Jane porter interview
Life

Jane Porter was born in Durham as the third of the five children of William Porter and Jane née Blenkinsop. Tall and beautiful as she grew up, Jane Porter's grave air earned her the nickname La Penserosa ("the pensive girl"). After her father's death, her family moved to Edinburgh, where Sir Walter Scott was a regular visitor. Some time afterwards the family moved to London, where the sisters became acquainted with a number of literary women: Elizabeth Inchbald, Anna Laetitia Barbauld, Hannah More, Elizabeth Hamilton, Selina Davenport, Elizabeth Benger and Mrs Champion de Crespigny.

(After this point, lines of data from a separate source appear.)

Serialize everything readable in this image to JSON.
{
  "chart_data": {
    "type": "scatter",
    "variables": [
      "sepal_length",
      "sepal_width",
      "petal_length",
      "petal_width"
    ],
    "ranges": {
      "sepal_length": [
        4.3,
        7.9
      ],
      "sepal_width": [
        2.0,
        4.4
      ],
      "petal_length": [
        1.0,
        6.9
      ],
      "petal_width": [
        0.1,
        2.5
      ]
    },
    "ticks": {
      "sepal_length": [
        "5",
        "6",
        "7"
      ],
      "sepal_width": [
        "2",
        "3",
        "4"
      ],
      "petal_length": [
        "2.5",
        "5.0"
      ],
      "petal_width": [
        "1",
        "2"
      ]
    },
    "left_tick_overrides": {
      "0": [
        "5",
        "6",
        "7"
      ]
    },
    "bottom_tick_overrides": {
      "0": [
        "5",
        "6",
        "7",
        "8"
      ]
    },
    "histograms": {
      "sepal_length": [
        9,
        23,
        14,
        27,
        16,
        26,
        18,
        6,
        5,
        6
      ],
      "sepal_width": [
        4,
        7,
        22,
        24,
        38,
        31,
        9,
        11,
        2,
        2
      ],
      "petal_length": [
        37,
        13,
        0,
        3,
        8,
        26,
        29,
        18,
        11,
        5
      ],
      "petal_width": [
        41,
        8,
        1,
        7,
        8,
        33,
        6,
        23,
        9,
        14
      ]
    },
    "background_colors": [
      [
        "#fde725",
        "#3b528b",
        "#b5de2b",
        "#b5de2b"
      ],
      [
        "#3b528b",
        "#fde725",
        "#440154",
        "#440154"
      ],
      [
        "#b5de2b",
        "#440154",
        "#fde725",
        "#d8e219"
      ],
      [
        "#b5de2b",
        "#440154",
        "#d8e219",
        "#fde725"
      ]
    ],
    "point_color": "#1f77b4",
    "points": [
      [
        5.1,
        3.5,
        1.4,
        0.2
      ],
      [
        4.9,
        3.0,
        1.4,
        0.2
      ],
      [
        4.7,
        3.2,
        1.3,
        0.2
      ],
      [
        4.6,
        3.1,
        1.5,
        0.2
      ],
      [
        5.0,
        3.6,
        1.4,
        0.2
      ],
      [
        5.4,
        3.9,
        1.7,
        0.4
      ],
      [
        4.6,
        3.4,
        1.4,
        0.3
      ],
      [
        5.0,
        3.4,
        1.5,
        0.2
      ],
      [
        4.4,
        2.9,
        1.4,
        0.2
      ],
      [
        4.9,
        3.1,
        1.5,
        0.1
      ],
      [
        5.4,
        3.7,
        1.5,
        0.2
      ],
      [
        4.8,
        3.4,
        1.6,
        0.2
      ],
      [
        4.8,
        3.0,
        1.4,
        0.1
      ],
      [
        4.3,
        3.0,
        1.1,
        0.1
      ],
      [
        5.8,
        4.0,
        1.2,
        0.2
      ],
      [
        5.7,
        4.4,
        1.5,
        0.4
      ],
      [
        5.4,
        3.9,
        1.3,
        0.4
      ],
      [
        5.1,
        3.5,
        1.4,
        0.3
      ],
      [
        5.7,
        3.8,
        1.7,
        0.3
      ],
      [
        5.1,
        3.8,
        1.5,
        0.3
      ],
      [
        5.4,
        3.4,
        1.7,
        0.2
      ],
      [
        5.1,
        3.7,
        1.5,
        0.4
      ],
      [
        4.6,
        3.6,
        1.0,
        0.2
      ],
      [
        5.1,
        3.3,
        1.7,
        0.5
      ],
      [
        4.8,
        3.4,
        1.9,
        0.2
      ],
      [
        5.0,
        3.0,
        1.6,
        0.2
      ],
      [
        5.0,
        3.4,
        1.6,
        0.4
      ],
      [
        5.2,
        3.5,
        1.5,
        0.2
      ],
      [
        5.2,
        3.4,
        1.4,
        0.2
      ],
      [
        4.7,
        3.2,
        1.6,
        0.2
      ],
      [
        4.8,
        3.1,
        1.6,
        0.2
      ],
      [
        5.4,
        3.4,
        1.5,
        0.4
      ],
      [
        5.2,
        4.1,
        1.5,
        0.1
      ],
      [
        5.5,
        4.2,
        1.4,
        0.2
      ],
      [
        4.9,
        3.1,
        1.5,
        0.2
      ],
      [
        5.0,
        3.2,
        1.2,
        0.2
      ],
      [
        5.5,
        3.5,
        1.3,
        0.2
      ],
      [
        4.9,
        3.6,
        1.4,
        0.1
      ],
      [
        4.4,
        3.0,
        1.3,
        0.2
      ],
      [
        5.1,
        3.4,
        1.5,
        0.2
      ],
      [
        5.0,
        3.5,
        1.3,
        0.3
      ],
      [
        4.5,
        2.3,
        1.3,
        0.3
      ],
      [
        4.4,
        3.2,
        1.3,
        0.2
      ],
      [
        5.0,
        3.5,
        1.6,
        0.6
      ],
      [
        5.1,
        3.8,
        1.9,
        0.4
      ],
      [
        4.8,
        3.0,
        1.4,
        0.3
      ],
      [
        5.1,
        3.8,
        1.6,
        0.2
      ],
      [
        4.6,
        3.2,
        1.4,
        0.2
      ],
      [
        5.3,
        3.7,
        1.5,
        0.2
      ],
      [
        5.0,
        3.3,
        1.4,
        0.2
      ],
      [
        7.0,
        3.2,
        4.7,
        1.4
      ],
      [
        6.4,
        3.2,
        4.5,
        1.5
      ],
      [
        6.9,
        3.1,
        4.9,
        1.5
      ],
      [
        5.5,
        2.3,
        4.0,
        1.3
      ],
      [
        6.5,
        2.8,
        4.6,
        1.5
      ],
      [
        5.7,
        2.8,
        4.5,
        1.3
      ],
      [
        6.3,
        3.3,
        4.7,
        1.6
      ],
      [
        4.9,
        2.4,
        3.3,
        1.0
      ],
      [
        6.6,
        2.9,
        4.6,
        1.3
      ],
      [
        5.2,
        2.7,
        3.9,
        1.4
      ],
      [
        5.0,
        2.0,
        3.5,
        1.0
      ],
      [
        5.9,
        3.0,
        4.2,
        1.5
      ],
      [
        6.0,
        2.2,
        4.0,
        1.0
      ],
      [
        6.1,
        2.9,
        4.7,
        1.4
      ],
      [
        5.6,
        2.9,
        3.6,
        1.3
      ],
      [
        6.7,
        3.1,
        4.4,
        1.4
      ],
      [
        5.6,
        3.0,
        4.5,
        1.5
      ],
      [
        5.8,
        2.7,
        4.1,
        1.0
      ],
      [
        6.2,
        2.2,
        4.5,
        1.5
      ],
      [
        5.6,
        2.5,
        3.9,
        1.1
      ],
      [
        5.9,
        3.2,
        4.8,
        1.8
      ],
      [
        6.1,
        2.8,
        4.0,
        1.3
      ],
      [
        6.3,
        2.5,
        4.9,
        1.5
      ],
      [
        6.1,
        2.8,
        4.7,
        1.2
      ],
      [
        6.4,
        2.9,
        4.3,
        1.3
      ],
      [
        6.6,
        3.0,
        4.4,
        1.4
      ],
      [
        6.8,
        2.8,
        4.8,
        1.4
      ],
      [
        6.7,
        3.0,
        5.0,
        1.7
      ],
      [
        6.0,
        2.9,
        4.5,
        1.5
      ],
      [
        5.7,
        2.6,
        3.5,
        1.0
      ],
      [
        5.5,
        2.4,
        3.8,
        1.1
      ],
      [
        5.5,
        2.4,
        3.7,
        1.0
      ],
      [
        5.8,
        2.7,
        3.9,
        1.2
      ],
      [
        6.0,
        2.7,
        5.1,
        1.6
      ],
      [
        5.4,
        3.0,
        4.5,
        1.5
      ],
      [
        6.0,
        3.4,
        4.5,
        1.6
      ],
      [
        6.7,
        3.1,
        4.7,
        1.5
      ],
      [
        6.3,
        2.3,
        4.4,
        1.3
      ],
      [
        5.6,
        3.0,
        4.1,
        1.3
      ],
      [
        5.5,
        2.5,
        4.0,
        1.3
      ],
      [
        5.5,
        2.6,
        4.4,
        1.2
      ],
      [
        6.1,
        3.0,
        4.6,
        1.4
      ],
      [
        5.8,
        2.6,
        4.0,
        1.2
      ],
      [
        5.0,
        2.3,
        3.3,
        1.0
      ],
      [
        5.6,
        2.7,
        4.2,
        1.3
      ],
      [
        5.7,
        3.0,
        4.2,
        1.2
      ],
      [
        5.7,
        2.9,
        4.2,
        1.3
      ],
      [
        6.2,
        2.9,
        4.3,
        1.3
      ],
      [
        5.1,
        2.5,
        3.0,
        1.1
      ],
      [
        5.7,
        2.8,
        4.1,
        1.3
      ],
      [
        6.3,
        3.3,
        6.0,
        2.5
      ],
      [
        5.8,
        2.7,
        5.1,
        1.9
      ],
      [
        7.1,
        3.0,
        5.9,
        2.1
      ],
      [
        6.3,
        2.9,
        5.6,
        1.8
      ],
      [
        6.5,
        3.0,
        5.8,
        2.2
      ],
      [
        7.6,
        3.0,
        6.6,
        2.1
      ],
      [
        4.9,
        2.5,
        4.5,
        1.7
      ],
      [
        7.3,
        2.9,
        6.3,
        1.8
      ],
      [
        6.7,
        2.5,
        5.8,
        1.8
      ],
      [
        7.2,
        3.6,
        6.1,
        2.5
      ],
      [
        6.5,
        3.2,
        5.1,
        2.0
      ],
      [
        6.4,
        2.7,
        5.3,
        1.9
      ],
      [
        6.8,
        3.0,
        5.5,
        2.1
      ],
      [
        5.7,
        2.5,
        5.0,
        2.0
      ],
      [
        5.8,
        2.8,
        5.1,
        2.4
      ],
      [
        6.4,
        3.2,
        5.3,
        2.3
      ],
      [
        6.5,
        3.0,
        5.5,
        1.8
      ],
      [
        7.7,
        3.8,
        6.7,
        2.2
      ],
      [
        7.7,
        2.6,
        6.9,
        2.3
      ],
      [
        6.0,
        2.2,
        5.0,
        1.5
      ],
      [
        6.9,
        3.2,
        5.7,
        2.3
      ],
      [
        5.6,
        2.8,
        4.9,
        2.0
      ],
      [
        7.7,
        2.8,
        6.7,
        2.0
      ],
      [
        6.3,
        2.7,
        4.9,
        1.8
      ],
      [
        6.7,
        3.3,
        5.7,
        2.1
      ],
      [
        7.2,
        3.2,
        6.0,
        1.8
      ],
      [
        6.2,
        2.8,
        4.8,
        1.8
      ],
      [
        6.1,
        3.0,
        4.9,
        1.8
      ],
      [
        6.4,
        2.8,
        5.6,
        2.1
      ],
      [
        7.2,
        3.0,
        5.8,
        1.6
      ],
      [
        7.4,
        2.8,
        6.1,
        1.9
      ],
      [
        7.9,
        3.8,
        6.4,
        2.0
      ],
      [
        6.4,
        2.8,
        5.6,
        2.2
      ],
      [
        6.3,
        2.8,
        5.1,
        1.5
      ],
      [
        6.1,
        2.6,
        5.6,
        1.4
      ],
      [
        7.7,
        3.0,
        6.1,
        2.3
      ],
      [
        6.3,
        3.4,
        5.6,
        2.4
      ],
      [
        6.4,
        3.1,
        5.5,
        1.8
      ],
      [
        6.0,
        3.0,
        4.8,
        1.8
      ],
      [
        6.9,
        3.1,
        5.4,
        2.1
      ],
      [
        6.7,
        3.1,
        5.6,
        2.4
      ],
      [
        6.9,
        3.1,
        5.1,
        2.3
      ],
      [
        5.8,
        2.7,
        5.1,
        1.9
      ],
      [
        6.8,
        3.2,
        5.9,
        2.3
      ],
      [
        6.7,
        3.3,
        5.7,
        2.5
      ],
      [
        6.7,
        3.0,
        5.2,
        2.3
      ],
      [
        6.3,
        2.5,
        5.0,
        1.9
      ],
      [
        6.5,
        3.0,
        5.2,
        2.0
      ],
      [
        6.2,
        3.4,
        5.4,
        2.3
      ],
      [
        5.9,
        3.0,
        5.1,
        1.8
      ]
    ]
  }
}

Porter's siblings also achieved some fame in their lifetimes; her sister Anna Maria Porter was also a novelist; her brother Sir Robert Ker Porter was a noted painter.
Works

Porter is considered to have "crafted and pioneered many of the narrative tools most commonly associated with both the national tale and the historical novel." Her 1810 work The Scottish Chiefs, about William Wallace, one of the earliest examples of the historical novel, was very successful and the French version was banned by Napoleon). It has remained popular with Scottish children. The Pastor's Fireside (1815) was a story about the later Stuarts.
Porter contributed to periodicals and wrote the play Switzerland (1819), which seems to have been deliberately sabotaged by its lead Edmund Kean and closed after its first performance. She is sometimes "credited" with the 1822 production Owen, Prince of Powys, which closed after only three performances, but this was actually the work of Samson Penley. Porter also wrote Tales Round a Winter Hearth (1821), Coming Out (1828), and The Field of Forty Footsteps (1828) with her sister, Anna Maria.
A romance, Sir Edward Seaward's Diary (1831), purporting to be a record of actual circumstances and edited by Jane, was written by her brother, Dr William Ogilvie Porter, as letters in the University of Durham Porter archives show.
In her later years, Porter continued to write shorter pieces for journals. Many were published anonymously or simply signed "J. P." Her wide-ranging topics included Peter the Great, Simón Bolívar, and the African explorer Dixon Denham.
Influences
Porter, like so many of her contemporaries, was fascinated by Lord Byron. The villain in The Pastor's Fireside, Duke Wharton, has been said to cast "an unmistakably Byronic shadow." Additional influences on Porter's writing include her schoolmaster George Fulton, as well as Edmund Spenser's The Faerie Queene and Sir Philip Sidney's Arcadia.